Legal Alert – New EU Regulation on Succession (2015)



Generally, succession is related to the transfer of assets, rights and obligations of a deceased person to their heir(s) by a reason of death. In their nature, the succession matters are entirely governed by the domestic legislation of each Member State. When the deceased’s habitual residence was in the same Member State as the habitual residence of the heir, the applicable law governing the succession would be the domestic law of that Member State.  On the other hand, successions with cross-border elements very often are more complex and controversial.

Approximately 450 000 cross-border successions occur in the European Union every year. First, it is hard to distinguish the applicable succession law. Second, due to the differences in the succession laws in the Member States and the conflicting legal rules, it is difficult to solve certain succession issues. A major step for the overcoming of these obstacles is the adoption of the new Regulation (EU) No 650/2012 on jurisdiction, applicable law, recognition and enforcement of decisions and acceptance and enforcement of authentic instruments in matters of succession and on the creation of a European Certificate of Succession (the “Regulation”).
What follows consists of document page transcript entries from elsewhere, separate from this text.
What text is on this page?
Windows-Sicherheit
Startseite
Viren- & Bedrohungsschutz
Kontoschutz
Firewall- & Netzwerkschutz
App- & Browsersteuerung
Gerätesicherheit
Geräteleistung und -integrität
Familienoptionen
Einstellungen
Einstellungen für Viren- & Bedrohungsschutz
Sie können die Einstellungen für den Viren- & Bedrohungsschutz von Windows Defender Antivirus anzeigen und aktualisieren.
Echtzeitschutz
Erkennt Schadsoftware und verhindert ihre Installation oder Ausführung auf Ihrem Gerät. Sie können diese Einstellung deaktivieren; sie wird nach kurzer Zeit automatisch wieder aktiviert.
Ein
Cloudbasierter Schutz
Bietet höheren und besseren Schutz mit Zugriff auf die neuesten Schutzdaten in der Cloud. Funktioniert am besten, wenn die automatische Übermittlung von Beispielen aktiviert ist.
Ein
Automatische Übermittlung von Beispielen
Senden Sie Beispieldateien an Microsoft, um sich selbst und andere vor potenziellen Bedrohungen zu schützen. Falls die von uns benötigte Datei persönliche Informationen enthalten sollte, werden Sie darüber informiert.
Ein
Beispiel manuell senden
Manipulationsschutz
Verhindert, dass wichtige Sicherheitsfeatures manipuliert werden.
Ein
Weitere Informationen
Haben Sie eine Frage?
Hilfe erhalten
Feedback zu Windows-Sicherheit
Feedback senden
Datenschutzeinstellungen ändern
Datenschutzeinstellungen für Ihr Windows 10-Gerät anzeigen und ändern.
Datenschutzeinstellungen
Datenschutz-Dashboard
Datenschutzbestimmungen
The Regulation provides means by which citizens are able to choose whether the law applicable to their succession would be that of their habitual residence or that of their nationality. The Regulation also avoids parallel proceedings and ensures that a succession is treated under a single law and by a single authority.  At the same time, the Regulation does not make any attempt to alter the national rules on secession. The tax arrangements for assets making up a succession, as well as the property and family law, continue to be governed entirely by the national rules of each Member State.


The Regulation introduces the general rule that “the law applicable to the succession as a whole shall be the law of the State in which the deceased had his habitual residence at the time of death”. However, by way of exception, if it is clear that the deceased by the time of his death was manifestly more closely connected with a State other than the State of his habitual residence, the law applicable to the succession shall be the law of that other State.


Along with the abovementioned general rules, the Regulation adopts a new approach regarding the choice of law. Article 22 of the Regulation provides EU citizens with the opportunity to make a declaration in the form of a disposition of property upon death and to choose the law governing their succession to be the law of the State whose nationality they posses “at the time of making the choice or at the time of death”.